Ignoto di scuola romana
cm. 40 x 80
 
 

Si tratta di un’icona bizantineggiante ma di scuola romana e rappresenta la Madonna Odighitria, particolare raffigurazione della Madonna a mezzo busto con in braccio il Bambino benedicente con le Sacre Scritture. Il dipinto è costituito da una tavola di castagno, la cui notevole incurvatura e due lesioni che la percorrono sono state corrette con l’inserimento di dieci cunei di legno dello spessore della stessa. L’incamottatura in tela non copre i margini della tavola, lasciando ipotizzare un cambio del supporto originario con trasporto da tavola a tavola. 

La documentazione storica utile per una sicura contestualizzazione dell’opera è ancora oggi decisamente lacunosa. Le fonti sono concordi nel derivare la tradizionale denominazione di Madonna della Carbonara dalla sua provenienza dalla chiesa viterbese di S. Maria della Carbonara; nessuna documentazione accerta la presenza del dipinto nella chiesa precedentemente al 1524, quando i cavalieri gerosolimitani giunsero a Viterbo da Rodi dopo la sconfitta a opera dei Turchi. La chiesa a sua volta deriva l’appellativo dal fatto di essere stata costruita in luogo di una fortificazione cittadina comunemente detta “carbonaia” poi distorta in “carbonara”.
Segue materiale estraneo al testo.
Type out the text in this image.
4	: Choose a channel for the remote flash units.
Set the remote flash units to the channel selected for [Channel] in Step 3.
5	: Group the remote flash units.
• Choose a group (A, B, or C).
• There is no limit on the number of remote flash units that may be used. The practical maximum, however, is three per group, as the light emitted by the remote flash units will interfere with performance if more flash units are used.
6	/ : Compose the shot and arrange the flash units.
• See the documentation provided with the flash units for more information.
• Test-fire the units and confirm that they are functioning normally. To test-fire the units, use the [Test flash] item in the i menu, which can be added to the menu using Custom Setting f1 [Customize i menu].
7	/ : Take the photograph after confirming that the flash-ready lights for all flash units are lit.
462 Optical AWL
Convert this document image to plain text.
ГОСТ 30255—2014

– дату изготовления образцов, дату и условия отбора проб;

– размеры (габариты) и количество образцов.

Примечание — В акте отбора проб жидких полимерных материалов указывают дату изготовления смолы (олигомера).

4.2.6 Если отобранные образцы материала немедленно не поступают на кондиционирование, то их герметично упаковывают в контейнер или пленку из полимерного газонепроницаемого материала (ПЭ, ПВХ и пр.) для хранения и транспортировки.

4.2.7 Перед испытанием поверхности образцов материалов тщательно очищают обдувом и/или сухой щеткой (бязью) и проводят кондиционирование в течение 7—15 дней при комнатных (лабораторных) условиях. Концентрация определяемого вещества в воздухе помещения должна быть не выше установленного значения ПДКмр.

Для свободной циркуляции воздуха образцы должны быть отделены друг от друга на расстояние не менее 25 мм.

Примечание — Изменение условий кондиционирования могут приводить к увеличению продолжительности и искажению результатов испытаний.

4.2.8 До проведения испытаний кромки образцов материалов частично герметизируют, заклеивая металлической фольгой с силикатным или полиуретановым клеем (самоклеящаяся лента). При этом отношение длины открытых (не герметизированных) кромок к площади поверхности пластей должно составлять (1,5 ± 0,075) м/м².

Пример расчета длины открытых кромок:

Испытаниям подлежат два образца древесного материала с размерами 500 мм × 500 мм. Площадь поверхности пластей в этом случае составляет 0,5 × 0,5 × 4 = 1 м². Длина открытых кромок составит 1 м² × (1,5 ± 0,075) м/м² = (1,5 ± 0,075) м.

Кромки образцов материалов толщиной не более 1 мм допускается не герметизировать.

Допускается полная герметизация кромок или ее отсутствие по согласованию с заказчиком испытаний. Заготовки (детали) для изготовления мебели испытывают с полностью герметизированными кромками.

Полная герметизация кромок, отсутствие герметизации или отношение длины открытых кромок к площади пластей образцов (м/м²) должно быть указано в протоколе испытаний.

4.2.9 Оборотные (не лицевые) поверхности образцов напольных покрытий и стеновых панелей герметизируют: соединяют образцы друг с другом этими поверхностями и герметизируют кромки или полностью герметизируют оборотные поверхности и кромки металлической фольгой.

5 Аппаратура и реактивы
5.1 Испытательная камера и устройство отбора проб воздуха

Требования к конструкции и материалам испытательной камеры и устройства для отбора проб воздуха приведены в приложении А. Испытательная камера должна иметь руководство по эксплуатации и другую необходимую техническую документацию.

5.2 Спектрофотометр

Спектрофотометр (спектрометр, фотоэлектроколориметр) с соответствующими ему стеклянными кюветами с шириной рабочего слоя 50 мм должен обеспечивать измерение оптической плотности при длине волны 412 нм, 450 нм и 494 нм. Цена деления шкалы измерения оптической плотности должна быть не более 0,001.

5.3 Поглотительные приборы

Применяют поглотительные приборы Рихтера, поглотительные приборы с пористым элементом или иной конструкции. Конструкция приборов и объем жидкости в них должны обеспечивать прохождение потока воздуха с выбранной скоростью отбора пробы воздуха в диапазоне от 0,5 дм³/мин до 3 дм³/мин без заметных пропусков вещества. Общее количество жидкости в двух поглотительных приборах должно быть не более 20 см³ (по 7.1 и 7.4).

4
La tradizione vuole che i cavalieri portarono da Rodi numerose immagini sacre alcune delle quali furono lasciate a Viterbo come ringraziamento per l’ospitalità ricevuta, tra queste la Madonna di Filermo, la Damascena e la Eleimoneitria. Le prime due risultano storicamente identificabili con dipinti ancora presenti a Viterbo, la terza è ipoteticamente identificabile proprio con la Madonna della Carbonara.

La tavola portata nel corso del tempo nella chiesa di Santa Maria Nuova, vi rimase fino al 1911 quando, per volontà del cardinale Pietro La Fontaine, fu trasferita nella Cattedrale di Viterbo. La Fontaine caricava l’immagine della Vergine col Bambino e la sottostante iscrizione: ALMA VIRGO PARTI Q(ui) FALSA SOFIA NEGAVIT di una peculiare significanza in chiave anti-catara. In occasione del trasferimento si registra il primo intervento di restauro noto, molto invasivo sia per le numerose ridipinture, sia per lo spesso strato di riverniciatura sovrapposta; l’intervento venne eseguito da Francesco Cochetti, all’epoca impegnato nel restauro dei dipinti del Museo Civico in procinto di essere aperto al pubblico. L’opera nel 1986 fu trafugata e recuperata poi dai carabinieri del Nucleo Tutela Beni Culturali, fu sottoposta a un nuovo intervento di restauro.

Dal 2000 è esposta presso il Museo del Colle del Duomo di proprietà della Diocesi di Viterbo.